Japan has a difficult history with North (and South) Korea; Imperial Japan annexed and occupied the peninsula from 1910 until the end of World War II in 1945. More recent tensions with Pyongyang relate to the unresolved issue of more than a dozen Japanese citizens abducted by North Korea in the 1970s and 80s.

A photo released by North Korean regime media shows President Trump and Kim Jong Un at their summit in Singapore on Tuesday, June 12, 2018. (Photo: Uriminzokkiri)
Another new survey, carried out jointly by two newspaper in South Korea and Japan, found that majorities in both countries held favorable views of the Trump-Kim summit – although considerably more so in the case of South Korean respondents (83 percent) than those in Japan (59 percent).
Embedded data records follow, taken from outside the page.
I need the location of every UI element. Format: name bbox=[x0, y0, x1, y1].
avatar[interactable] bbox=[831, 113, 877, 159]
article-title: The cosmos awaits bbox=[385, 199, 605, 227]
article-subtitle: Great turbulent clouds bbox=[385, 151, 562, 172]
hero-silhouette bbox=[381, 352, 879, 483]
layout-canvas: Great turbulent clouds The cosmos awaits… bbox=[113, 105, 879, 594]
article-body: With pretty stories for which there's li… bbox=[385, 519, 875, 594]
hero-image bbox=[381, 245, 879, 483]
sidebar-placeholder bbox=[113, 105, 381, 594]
The survey, conducted by Japan’s Yomiuri Shimbun and South Korea’s Hankook Ilbo, found similarly big gaps between Japanese and South Korean respondents on other aspects of the North Korean threat

Majorities in both countries – 83 percent in Japan and 66 percent in South Korea – did not think the complete denuclearization of North Korea would take place in the near future.

South Korean and Japanese respondents also differed in the extent to which they felt “pressure” rather than “dialogue” should be prioritized in dealings with North Korea.

Among South Korean respondents, 60 percent favored dialogue and 20 percent chose pressure (compared to 44 percent dialogue and 30 percent pressure in a previous survey.)

Forty-six percent of Japanese respondents advocated pressure and the same number favored dialogue (compared to 51 percent pressure and 41 percent dialogue in the previous poll.)

Should the complete dismantling of the nuclear weapons program be a prerequisite for easing of sanctions against the regime? Seventy-one percent of Japanese respondents said yes, compared to 55 percent of those in South Korea.

Forty-four percent of South Korean respondents said they would accept phased sanctions relief along with progress in denuclearization. Only 26 percent of Japanese respondents felt the same.

An Associated Press-NORC Center for Public Affairs Research poll in the U.S. following the Singapore summit found that Americans’ approval of Trump’s handling of North Korea had risen to 55 percent, up from 42 percent in March and 34 percent last October

Fifty-two percent of U.S. respondents said they had little to no confidence that negotiations would result in Pyongyang giving up its nuclear weapons, compared to just 12 percent who were very or extremely confident of that outcome.